The Chinese stock markets, which are driven by psychology rather than fundamentals, have already taken a hit. As of the end of 2018, the shares on the Shenzhen Stock Exchange had on average lost 30%, Shanghai 20%, and Hong Kong 10%. In contrast, US stocks as reflected in the S&P 500 Index did not suffer any loss on a whole-year basis for 2018. Of course, increasing interest rates in the US and elsewhere in 2018 also affected stock prices negatively. In 2019, Chinese stock markets first continued to fall and then began to rise, buoyed by hopes of a successful China-US trade agreement. More recently, however, they have once again fallen, reflecting the lack of progress in trade negotiations. The S&P also experienced similar volatility.

However, the Chinese stock market indices are not good barometers of the state of China’s real economy. There is essentially no correlation between the rate of growth of Chinese real GDP and the rate of growth of the Chinese stock market price indices. This is because over 80% of Mainland Chinese investors are individual retail investors with an average holding period of less than 20 trading days.

What then is the damage to China’s real economy?
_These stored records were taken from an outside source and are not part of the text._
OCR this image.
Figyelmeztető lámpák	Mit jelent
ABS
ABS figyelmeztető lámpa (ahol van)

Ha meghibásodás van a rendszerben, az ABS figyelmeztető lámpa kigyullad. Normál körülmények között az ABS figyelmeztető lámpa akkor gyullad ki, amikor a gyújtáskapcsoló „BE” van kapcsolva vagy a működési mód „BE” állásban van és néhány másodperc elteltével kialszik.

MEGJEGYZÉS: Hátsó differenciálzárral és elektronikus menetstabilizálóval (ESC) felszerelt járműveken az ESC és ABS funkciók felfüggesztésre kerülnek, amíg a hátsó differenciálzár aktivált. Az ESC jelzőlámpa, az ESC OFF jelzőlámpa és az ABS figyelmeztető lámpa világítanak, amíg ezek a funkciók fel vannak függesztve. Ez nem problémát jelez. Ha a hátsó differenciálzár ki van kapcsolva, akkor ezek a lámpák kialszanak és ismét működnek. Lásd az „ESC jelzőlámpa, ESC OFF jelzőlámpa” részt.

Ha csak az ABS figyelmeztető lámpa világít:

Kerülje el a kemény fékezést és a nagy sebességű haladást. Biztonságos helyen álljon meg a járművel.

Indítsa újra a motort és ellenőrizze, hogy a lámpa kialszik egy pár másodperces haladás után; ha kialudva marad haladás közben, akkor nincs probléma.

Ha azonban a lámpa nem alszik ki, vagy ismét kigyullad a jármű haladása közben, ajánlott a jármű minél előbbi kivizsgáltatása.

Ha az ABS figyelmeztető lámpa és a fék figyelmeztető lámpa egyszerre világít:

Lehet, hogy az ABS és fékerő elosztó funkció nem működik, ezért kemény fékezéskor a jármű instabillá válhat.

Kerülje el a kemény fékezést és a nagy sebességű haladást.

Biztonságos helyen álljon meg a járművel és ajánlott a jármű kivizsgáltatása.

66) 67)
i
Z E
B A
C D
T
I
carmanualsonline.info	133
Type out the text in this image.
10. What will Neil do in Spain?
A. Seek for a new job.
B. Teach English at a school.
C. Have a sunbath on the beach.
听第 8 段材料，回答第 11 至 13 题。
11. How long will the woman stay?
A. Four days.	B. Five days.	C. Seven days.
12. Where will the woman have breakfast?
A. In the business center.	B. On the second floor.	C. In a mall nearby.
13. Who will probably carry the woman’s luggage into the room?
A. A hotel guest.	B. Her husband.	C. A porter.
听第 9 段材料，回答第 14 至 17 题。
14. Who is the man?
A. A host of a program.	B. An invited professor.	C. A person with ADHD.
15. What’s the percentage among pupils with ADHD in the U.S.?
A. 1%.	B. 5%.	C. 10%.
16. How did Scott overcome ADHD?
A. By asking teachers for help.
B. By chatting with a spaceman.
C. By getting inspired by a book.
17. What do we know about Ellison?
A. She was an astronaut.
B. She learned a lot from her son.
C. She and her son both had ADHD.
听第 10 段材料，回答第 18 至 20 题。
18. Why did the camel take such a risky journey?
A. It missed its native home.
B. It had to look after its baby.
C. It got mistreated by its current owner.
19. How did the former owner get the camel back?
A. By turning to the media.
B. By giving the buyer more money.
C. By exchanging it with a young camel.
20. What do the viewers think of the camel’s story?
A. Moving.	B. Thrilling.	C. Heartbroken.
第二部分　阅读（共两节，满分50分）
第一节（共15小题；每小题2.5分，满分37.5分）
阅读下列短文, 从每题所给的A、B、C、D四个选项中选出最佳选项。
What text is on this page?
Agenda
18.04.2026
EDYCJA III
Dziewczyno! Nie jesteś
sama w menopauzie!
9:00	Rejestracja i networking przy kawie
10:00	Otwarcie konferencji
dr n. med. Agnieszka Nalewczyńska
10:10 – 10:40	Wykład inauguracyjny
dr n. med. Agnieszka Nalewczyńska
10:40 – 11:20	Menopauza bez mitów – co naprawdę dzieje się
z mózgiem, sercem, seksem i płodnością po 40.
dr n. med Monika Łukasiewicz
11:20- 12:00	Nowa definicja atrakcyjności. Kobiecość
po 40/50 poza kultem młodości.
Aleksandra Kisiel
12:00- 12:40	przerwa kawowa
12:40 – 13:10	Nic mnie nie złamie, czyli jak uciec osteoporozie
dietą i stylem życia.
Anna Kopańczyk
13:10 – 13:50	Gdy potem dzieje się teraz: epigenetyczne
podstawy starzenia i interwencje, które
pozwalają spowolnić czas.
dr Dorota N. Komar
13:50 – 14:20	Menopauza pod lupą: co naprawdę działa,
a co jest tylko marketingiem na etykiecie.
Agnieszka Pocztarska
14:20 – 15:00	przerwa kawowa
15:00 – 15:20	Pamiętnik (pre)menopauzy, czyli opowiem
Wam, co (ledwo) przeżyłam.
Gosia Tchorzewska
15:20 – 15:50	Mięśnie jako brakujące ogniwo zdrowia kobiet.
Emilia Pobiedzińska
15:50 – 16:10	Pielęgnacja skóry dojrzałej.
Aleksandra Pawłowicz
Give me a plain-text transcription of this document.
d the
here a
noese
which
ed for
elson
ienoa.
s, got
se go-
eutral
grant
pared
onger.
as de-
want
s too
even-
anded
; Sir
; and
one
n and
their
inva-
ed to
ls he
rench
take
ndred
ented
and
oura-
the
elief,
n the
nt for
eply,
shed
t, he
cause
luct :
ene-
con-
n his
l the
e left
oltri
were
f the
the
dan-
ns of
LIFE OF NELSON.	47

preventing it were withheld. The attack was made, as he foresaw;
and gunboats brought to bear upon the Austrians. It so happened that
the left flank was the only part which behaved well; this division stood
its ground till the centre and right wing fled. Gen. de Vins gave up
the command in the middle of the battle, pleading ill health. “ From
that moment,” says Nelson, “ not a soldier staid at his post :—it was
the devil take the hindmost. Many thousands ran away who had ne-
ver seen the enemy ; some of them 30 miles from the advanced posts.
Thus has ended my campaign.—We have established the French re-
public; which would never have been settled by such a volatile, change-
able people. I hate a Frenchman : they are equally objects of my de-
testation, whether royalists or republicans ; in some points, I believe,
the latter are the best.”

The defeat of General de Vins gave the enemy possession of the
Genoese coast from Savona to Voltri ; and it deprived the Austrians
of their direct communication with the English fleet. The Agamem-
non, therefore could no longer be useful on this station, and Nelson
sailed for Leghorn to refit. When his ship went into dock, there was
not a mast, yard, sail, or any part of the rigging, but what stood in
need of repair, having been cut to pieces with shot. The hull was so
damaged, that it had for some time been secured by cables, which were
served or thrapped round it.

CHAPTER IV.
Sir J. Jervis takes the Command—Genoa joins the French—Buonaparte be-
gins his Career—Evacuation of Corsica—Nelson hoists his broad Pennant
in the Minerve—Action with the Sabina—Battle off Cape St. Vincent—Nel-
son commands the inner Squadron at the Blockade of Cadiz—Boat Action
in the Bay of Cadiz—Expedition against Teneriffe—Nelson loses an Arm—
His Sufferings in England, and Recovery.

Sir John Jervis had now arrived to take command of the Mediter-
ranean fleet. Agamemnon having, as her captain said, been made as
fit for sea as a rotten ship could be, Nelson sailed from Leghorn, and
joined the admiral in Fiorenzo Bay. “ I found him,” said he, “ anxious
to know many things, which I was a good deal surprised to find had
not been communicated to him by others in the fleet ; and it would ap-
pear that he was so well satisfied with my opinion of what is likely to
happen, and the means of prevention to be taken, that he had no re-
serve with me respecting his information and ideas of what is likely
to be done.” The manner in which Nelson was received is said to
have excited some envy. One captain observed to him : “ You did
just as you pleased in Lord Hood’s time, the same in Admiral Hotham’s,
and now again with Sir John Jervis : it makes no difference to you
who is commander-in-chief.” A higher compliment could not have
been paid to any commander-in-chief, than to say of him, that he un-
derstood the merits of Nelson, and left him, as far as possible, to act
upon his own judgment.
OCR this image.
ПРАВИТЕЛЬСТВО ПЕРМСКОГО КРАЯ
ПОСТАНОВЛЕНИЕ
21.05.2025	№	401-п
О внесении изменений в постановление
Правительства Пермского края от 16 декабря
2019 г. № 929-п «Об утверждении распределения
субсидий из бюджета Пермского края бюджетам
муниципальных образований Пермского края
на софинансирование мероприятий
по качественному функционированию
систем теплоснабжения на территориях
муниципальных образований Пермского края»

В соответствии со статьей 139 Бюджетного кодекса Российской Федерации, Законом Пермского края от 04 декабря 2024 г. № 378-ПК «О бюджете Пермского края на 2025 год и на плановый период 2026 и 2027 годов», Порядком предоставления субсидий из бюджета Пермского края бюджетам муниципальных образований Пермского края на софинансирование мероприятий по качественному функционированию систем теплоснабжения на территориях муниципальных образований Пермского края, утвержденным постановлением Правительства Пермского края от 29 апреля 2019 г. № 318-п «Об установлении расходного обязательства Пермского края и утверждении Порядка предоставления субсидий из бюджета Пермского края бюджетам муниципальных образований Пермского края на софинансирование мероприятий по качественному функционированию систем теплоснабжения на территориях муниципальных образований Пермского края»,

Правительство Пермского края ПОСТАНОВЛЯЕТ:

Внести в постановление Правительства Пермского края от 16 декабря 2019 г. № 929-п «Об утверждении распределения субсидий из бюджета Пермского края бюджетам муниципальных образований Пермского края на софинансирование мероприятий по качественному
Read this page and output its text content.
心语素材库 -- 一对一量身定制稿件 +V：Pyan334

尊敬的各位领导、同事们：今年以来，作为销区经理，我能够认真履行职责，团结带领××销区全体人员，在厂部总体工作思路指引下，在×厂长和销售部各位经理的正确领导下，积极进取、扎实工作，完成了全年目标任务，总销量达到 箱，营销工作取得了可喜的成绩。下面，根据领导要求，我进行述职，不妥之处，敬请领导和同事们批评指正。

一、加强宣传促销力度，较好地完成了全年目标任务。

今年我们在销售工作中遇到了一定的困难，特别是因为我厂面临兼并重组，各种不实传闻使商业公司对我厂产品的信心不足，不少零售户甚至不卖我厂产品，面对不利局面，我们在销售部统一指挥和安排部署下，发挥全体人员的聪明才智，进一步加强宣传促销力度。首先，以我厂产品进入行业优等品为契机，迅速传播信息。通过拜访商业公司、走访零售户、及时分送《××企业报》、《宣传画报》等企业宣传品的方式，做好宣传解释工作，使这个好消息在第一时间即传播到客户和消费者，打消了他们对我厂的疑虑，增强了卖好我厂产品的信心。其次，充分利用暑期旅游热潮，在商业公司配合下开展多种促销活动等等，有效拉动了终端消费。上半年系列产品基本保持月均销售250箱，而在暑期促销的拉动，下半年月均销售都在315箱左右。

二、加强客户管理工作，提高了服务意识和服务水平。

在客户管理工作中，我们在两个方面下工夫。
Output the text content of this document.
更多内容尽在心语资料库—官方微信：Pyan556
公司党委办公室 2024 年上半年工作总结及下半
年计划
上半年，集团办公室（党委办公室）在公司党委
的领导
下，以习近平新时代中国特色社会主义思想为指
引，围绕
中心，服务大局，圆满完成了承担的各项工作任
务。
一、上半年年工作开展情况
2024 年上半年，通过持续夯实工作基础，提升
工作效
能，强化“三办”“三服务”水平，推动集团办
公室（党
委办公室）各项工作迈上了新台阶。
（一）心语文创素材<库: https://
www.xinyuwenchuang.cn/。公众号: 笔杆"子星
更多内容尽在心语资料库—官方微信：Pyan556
In 2018, Chinese exports to the US contributed 3.6% of overall GDP. The total value-add attributable to these exports is approximately 66% — multiplying these figures results in an estimated maximum loss of 2.4% of GDP, assuming that all exports to the US are halted. If, as is more likely, half of Chinese exports are halted, the maximum loss would be 1.2%, which is quite manageable for China.

My calculations do not take into account the mitigating effects of any possible economic stimulus measures that may be undertaken by the Chinese government. It also does not take into account the possibility of destination substitution for Chinese exports. For example, instead of shipping from a factory in China, the factory owner can ship goods to the US from another factory it owns in Vietnam, and ship goods to Japan from its factory in China. This would mean that a firm’s total exports from China would not decrease despite the US tariffs. More generally, goods originally destined for the US can also be exported elsewhere.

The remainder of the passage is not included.